対するルークは冷たい目をして彼を見据えるだけだ。
ライドが斬りかかった。
そして、腕が宙を舞った。
ドサリという重い音とカランと言う金属音が同時に響いた。
「貴様は勘違いしている。俺の剣は迂闊に抜いてよいものではない。だから、アイナに守らせているのだ。決して俺が弱いからではない」
ルークは自らの剣に着いた血を払うと、片膝を着き苦悶の声を上げるライドを見下ろした。
「もう一度だけ尋ねる。
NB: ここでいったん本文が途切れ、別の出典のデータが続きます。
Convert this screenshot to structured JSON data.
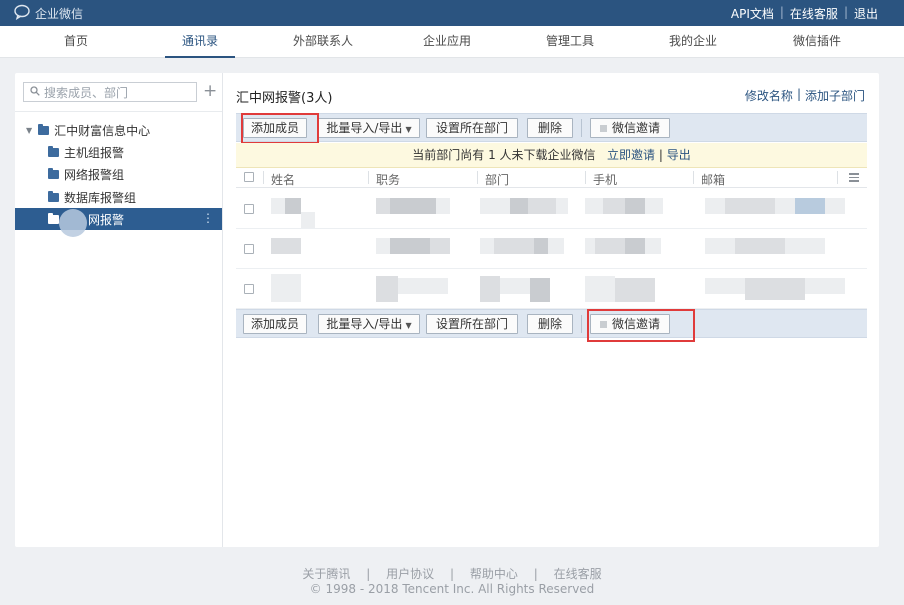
{
  "topbar": {
    "logo_text": "企业微信",
    "links": [
      "API文档",
      "在线客服",
      "退出"
    ],
    "separator": "|"
  },
  "nav": {
    "items": [
      "首页",
      "通讯录",
      "外部联系人",
      "企业应用",
      "管理工具",
      "我的企业",
      "微信插件"
    ],
    "active": "通讯录"
  },
  "sidebar": {
    "search_placeholder": "搜索成员、部门",
    "add_symbol": "+",
    "root": "汇中财富信息中心",
    "groups": [
      "主机组报警",
      "网络报警组",
      "数据库报警组",
      "网报警"
    ],
    "selected": "网报警",
    "more_symbol": "⋮"
  },
  "content": {
    "dept_title": "汇中网报警(3人)",
    "rename_link": "修改名称",
    "link_separator": "|",
    "add_sub_dept_link": "添加子部门",
    "toolbar": {
      "add_member": "添加成员",
      "batch_import_export": "批量导入/导出",
      "dropdown_arrow": "▼",
      "set_department": "设置所在部门",
      "delete": "删除",
      "wechat_invite": "微信邀请"
    },
    "notice": {
      "text": "当前部门尚有 1 人未下载企业微信",
      "invite_link": "立即邀请",
      "separator": "|",
      "export_link": "导出"
    },
    "table": {
      "columns": [
        "姓名",
        "职务",
        "部门",
        "手机",
        "邮箱"
      ],
      "row_count": 3
    }
  },
  "footer": {
    "links": [
      "关于腾讯",
      "用户协议",
      "帮助中心",
      "在线客服"
    ],
    "separator": "|",
    "copyright": "© 1998 - 2018 Tencent Inc. All Rights Reserved"
  },
  "colors": {
    "brand": "#2b5480",
    "highlight_box": "#e03b3b",
    "notice_bg": "#fdf9e0",
    "toolbar_bg": "#dfe7f1"
  }
}
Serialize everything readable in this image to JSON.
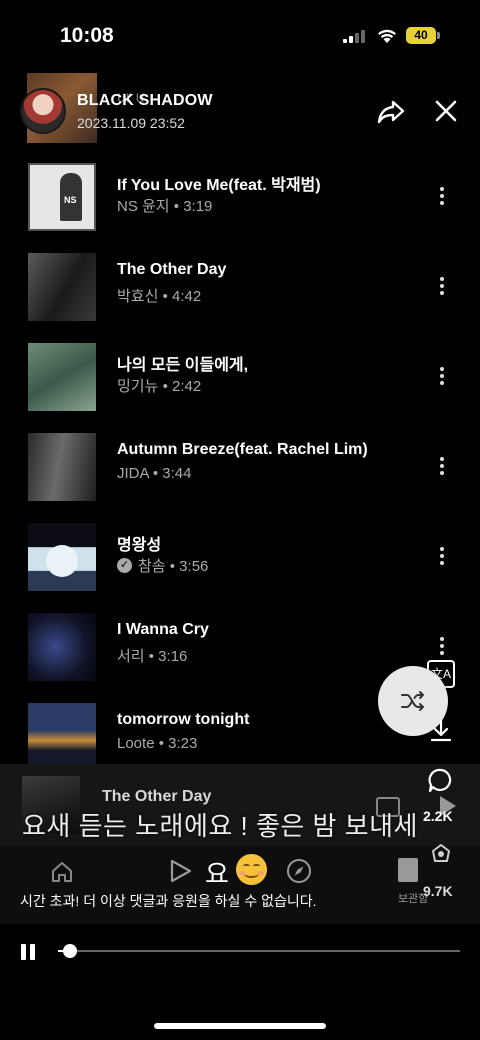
{
  "status_bar": {
    "time": "10:08",
    "battery": "40"
  },
  "header": {
    "channel_name": "BLACK SHADOW",
    "posted_at": "2023.11.09 23:52",
    "overlap_text": "ur  u"
  },
  "songs": [
    {
      "title": "If You Love Me(feat. 박재범)",
      "artist": "NS 윤지",
      "duration": "3:19",
      "verified": false,
      "meta": "NS 윤지 • 3:19"
    },
    {
      "title": "The Other Day",
      "artist": "박효신",
      "duration": "4:42",
      "verified": false,
      "meta": "박효신 • 4:42"
    },
    {
      "title": "나의 모든 이들에게,",
      "artist": "밍기뉴",
      "duration": "2:42",
      "verified": false,
      "meta": "밍기뉴 • 2:42"
    },
    {
      "title": "Autumn Breeze(feat. Rachel Lim)",
      "artist": "JIDA",
      "duration": "3:44",
      "verified": false,
      "meta": "JIDA • 3:44"
    },
    {
      "title": "명왕성",
      "artist": "참솜",
      "duration": "3:56",
      "verified": true,
      "meta": "참솜 • 3:56"
    },
    {
      "title": "I Wanna Cry",
      "artist": "서리",
      "duration": "3:16",
      "verified": false,
      "meta": "서리 • 3:16"
    },
    {
      "title": "tomorrow tonight",
      "artist": "Loote",
      "duration": "3:23",
      "verified": false,
      "meta": "Loote • 3:23"
    }
  ],
  "mini_player": {
    "title": "The Other Day"
  },
  "comment": {
    "text": "요새 듣는 노래에요 ! 좋은 밤 보내세",
    "bottom_fragment": "요"
  },
  "bottom_nav": {
    "library_label": "보관함"
  },
  "timeout_message": "시간 초과! 더 이상 댓글과 응원을 하실 수 없습니다.",
  "right_rail": {
    "comments_count": "2.2K",
    "remix_count": "9.7K",
    "translate_label": "文A"
  },
  "player": {
    "progress": 0.03
  },
  "colors": {
    "background": "#000000",
    "battery": "#e8d23a",
    "emoji": "#f6c23a"
  }
}
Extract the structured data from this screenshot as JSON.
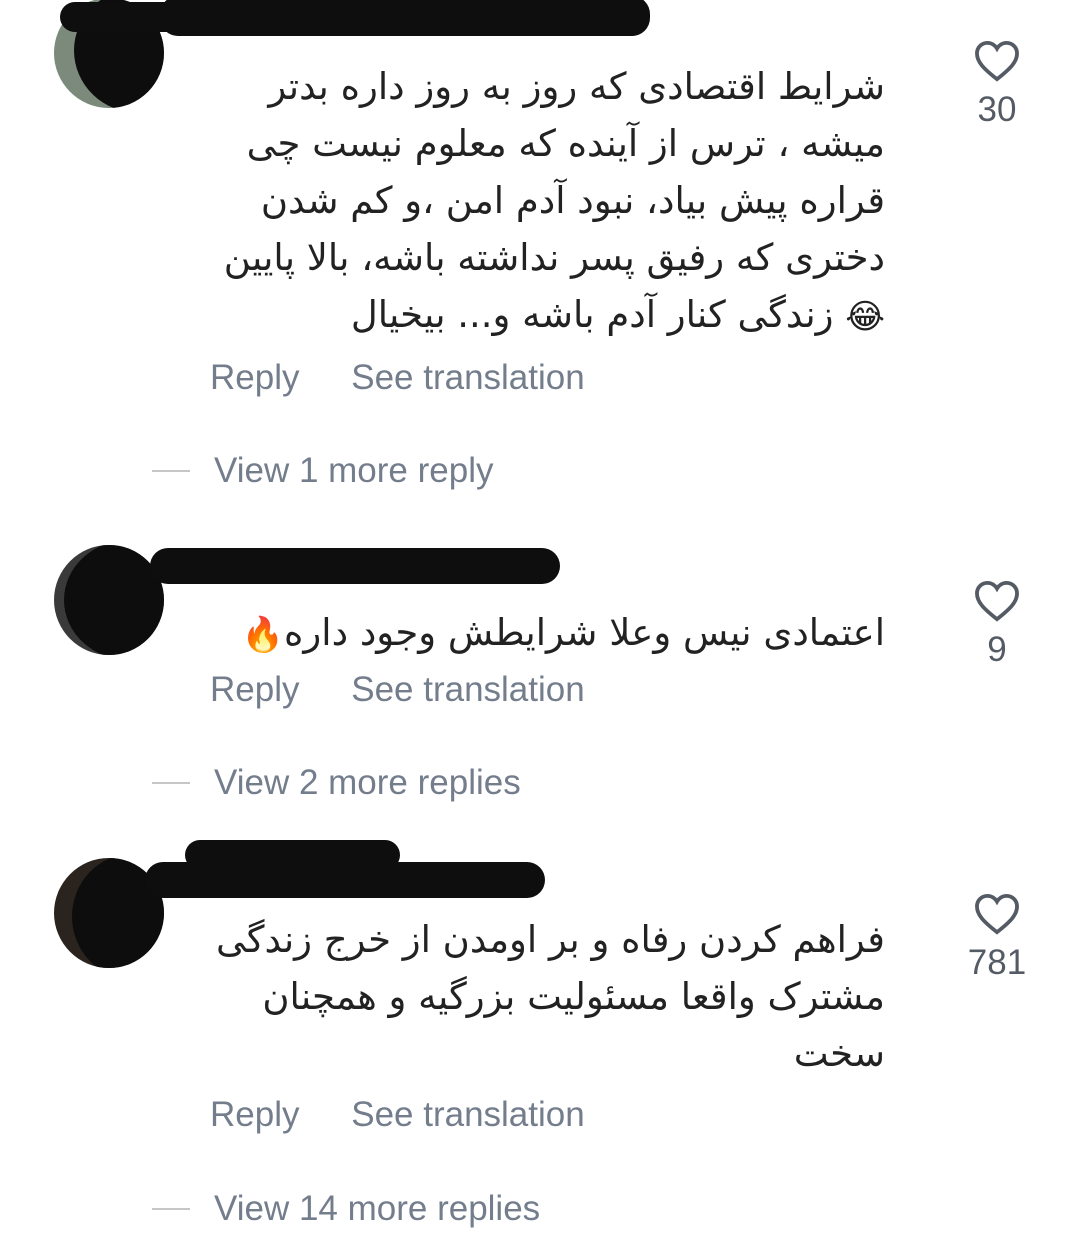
{
  "comments": [
    {
      "text_lines": [
        "شرایط اقتصادی که روز به روز داره بدتر",
        "میشه ، ترس از آینده که معلوم نیست چی",
        "قراره پیش بیاد، نبود آدم امن ،و کم شدن",
        "دختری که رفیق پسر نداشته باشه، بالا پایین",
        "زندگی کنار آدم باشه و... بیخیال"
      ],
      "emoji": "😂",
      "reply_label": "Reply",
      "translate_label": "See translation",
      "like_count": "30",
      "view_replies": "View 1 more reply"
    },
    {
      "text_lines": [
        "اعتمادی نیس وعلا شرایطش وجود داره"
      ],
      "emoji": "🔥",
      "reply_label": "Reply",
      "translate_label": "See translation",
      "like_count": "9",
      "view_replies": "View 2 more replies"
    },
    {
      "text_lines": [
        "فراهم کردن رفاه و بر اومدن از خرج زندگی",
        "مشترک واقعا مسئولیت بزرگیه و همچنان",
        "سخت"
      ],
      "emoji": "",
      "reply_label": "Reply",
      "translate_label": "See translation",
      "like_count": "781",
      "view_replies": "View 14 more replies"
    }
  ],
  "icons": {
    "like": "heart-outline-icon"
  },
  "colors": {
    "text": "#222222",
    "secondary": "#737d8c",
    "like_icon": "#555b64",
    "redaction": "#0e0e0e"
  }
}
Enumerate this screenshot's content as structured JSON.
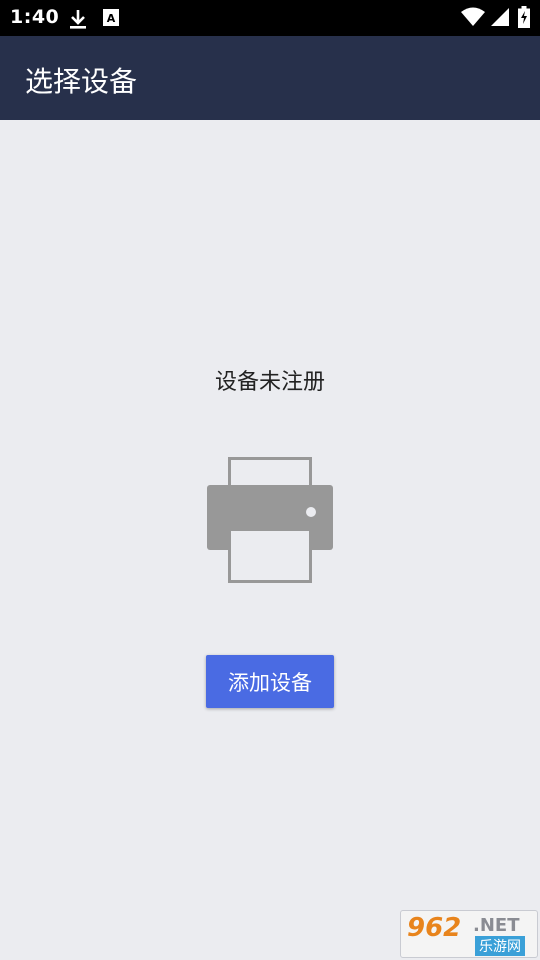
{
  "status_bar": {
    "time": "1:40",
    "icons": [
      "download-icon",
      "a-badge-icon",
      "wifi-icon",
      "signal-icon",
      "battery-icon"
    ]
  },
  "app_bar": {
    "title": "选择设备",
    "background": "#27304b"
  },
  "main": {
    "empty_message": "设备未注册",
    "printer_icon": "printer-icon",
    "add_button_label": "添加设备",
    "accent": "#4a6be3",
    "background": "#ebecf0"
  },
  "watermark": {
    "number": "962",
    "domain": ".NET",
    "site_name": "乐游网"
  }
}
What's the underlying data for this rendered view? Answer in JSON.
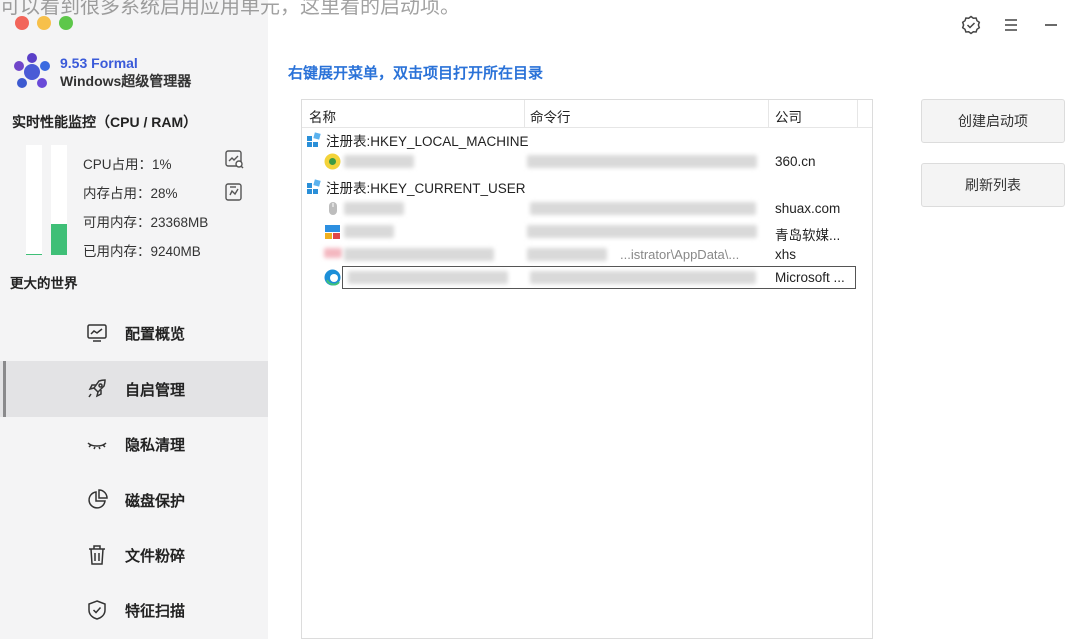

貴様が自らの主を自白し、俺に忠誠を誓うと言うのであれば配下にしてやってもよい」
「王子、利き腕を失った傭兵にそれを言うのは慈悲ではありませんよ」ライドは右肩を抑え額に脂汗を浮かべながら立ち上がると続けた。「確かに私は金で人の命を奪う下賤の者だ。しかし、そんな私にも一つだけ守らなければならないルールがあるのですよ。それに……何よりも私は貴方が嫌いだ――殺したい程に……」
「そうか……」
「一つだけ聞いてもいいですか? どこから解っていたのですか?」
「最初からだ」
「ハハハ、役者が違いすぎましたか……。お嬢さん、この数日間、結構楽しかったッスよ」
そして、首が宙を舞った。
最後に見せた何処か愛嬌のあるライドの表情。それを見て、どうしてそのままでいられなかったのだろう? と、フィーナは思う。
そして、何も言わず剣を鞘におさめたルークの冷たい目。いや、あの目は違う。彼女は漠然とそう感じた。どこか空虚で絶望に支配されている目だった。ルークは泣きたいのだ。それでも泣く事が許されない彼の代わりにフィーナは泣いた。